ES slowness and calls taking a long time to return


(T Vinod Gupta) #1

Hi,
I have a single node ES (0.18.7 version) setup. unfortunately, i didn't
change the default config much and it has 5 shards.. and now i have quite a
bit of production data stored on it (12GB). what we are seeing is reduced
throughput over time and search times sometimes as high as few minutes.. im
looking at some help on how to bring the situation under control as we are
constantly indexing data and also serving realtime customer requests.

questions

  1. is it possible to reduce the number of shards from 5 to 2 somehow? does
    that work once the system is already in place?

  2. i read somewhere that it could be due to threadpool pressure. but the
    node stats ( curl -XGET '
    http://localhost:9200/_clustr/nodes/stats?pretty=true') is not giving
    thread pool information. how do i get around identifying the root cause?
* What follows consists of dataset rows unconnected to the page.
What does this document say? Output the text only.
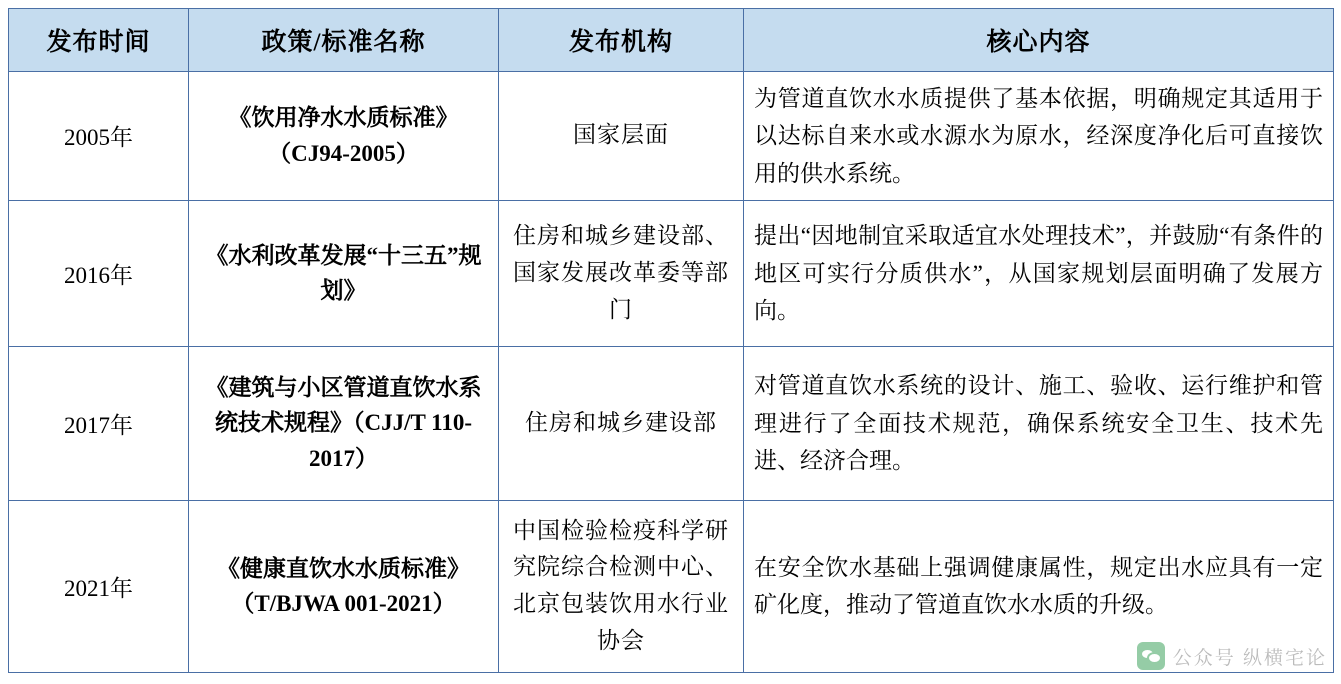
发布时间	政策/标准名称	发布机构	核心内容
2005年	《饮用净水水质标准》（CJ94-2005）	国家层面	为管道直饮水水质提供了基本依据，明确规定其适用于以达标自来水或水源水为原水，经深度净化后可直接饮用的供水系统。
2016年	《水利改革发展“十三五”规划》	住房和城乡建设部、国家发展改革委等部门	提出“因地制宜采取适宜水处理技术”，并鼓励“有条件的地区可实行分质供水”，从国家规划层面明确了发展方向。
2017年	《建筑与小区管道直饮水系统技术规程》（CJJ/T 110-2017）	住房和城乡建设部	对管道直饮水系统的设计、施工、验收、运行维护和管理进行了全面技术规范，确保系统安全卫生、技术先进、经济合理。
2021年	《健康直饮水水质标准》（T/BJWA 001-2021）	中国检验检疫科学研究院综合检测中心、北京包装饮用水行业协会	在安全饮水基础上强调健康属性，规定出水应具有一定矿化度，推动了管道直饮水水质的升级。
公众号 纵横宅论
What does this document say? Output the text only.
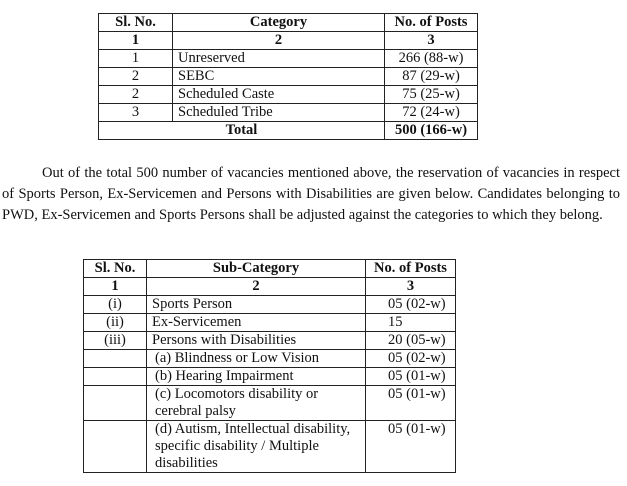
Sl. No.	Category	No. of Posts
1	2	3
1	Unreserved	266 (88-w)
2	SEBC	87 (29-w)
2	Scheduled Caste	75 (25-w)
3	Scheduled Tribe	72 (24-w)
Total		500 (166-w)

Out of the total 500 number of vacancies mentioned above, the reservation of vacancies in respect of Sports Person, Ex-Servicemen and Persons with Disabilities are given below. Candidates belonging to PWD, Ex-Servicemen and Sports Persons shall be adjusted against the categories to which they belong.

Sl. No.	Sub-Category	No. of Posts
1	2	3
(i)	Sports Person	05 (02-w)
(ii)	Ex-Servicemen	15
(iii)	Persons with Disabilities	20 (05-w)
	(a) Blindness or Low Vision	05 (02-w)
	(b) Hearing Impairment	05 (01-w)
	(c) Locomotors disability or cerebral palsy	05 (01-w)
	(d) Autism, Intellectual disability, specific disability / Multiple disabilities	05 (01-w)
  3. my throughput is around 300-400 index calls per sec. how do i make it
    higher?

  4. if i were to optimize such that my gets and search calls are faster, is
    it possible? it can be at the expense of slower index calls.

this is on a dual core machine (ec2 m1.large instance) and i gave ES 4GB
ram. has there been any benchmarking done on ec2 instances.

let me know if any further info is needed.

thanks


(Radu Gheorghe) #2

Hi,

On Saturday, July 7, 2012 3:05:03 AM UTC+3, T Vinod Gupta wrote:

Hi,
I have a single node ES (0.18.7 version) setup. unfortunately, i didn't
change the default config much and it has 5 shards.. and now i have quite a
bit of production data stored on it (12GB). what we are seeing is reduced
throughput over time and search times sometimes as high as few minutes.. im
looking at some help on how to bring the situation under control as we are
constantly indexing data and also serving realtime customer requests.

questions

  1. is it possible to reduce the number of shards from 5 to 2 somehow? does
    that work once the system is already in place?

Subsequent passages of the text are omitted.